Budget Key data processing pipelines
$ sudo apt-get install build-essential python3-dev libxml2-dev libxslt1-dev
$ python --version
Python 3.6.0+
$ sudo mkdir -p /var/datapackages && sudo chown $USER /var/datapackages/
$ make install
$ budgetkey-dpp
INFO :Main :Skipping redis connection, host:None, port:6379
Available Pipelines:
- ./budget/national/changes/original/national-budget-changes
...
Take a peek at the pipelines dashboard.
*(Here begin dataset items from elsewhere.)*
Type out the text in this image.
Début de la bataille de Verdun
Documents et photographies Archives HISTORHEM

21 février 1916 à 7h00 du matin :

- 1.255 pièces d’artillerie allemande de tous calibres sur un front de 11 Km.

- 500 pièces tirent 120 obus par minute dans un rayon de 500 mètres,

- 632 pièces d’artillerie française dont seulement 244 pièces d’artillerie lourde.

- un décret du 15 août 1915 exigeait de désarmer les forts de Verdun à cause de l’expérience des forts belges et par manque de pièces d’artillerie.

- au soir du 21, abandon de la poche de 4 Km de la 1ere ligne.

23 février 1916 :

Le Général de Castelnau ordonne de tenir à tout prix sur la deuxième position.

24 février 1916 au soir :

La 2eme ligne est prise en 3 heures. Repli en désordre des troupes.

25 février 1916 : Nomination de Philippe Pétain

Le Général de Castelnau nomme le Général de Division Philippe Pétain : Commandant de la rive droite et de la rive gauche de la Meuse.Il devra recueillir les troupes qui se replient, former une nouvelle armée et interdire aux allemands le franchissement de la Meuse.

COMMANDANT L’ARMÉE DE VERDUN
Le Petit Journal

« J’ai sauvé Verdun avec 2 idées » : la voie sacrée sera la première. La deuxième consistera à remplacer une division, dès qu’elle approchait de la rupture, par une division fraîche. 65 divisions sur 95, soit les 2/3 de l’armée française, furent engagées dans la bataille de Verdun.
You will see there the current status of pipelines, as well as stuff that's still missing.
We recommend using pyenv for managing your installed python versions.
On Ubuntu, use these commands:
sudo apt-get install git python-pip make build-essential libssl-dev zlib1g-dev libbz2-dev libreadline-dev libsqlite3-dev
sudo pip install virtualenvwrapper
git clone https://github.com/yyuu/pyenv.git ~/.pyenv
git clone https://github.com/yyuu/pyenv-virtualenvwrapper.git ~/.pyenv/plugins/pyenv-virtualenvwrapper
echo 'export PYENV_ROOT="$HOME/.pyenv"' >> ~/.bashrc
echo 'export PATH="$PYENV_ROOT/bin:$PATH"' >> ~/.bashrc
echo 'eval "$(pyenv init -)"' >> ~/.bashrc
echo 'pyenv virtualenvwrapper' >> ~/.bashrc
exec $SHELL
On OSX, you can run
brew install pyenv
echo 'eval "$(pyenv init -)"' >> ~/.bash_profile
After installation, running:
pyenv install 3.6.1
pyenv global 3.6.1
Will set your Python version to 3.6.1
$ make test
any arguments added to tox will be added to the underlying py.test command
$ tox tests/tenders/test_fixtures.py
tox can be a bit slow, especially when doing tdd
to run tests faster you can run py.test directly, but you will need to setup the test environment first
$ pip install pytest
$ py.test tests/tenders/test_fixtures.py -svk test_tenders_fixtures_publishers
$ budgetkey-dpp run ./entities/companies/registrar/registry
following files will be created:
- /var/datapackages - data saved in datapackages
- budgetkey_data_pipelines/.data.db - data saved in DB (to use a different DB, set DPP_DB_ENGINE env var using sqlalchemy connection url format)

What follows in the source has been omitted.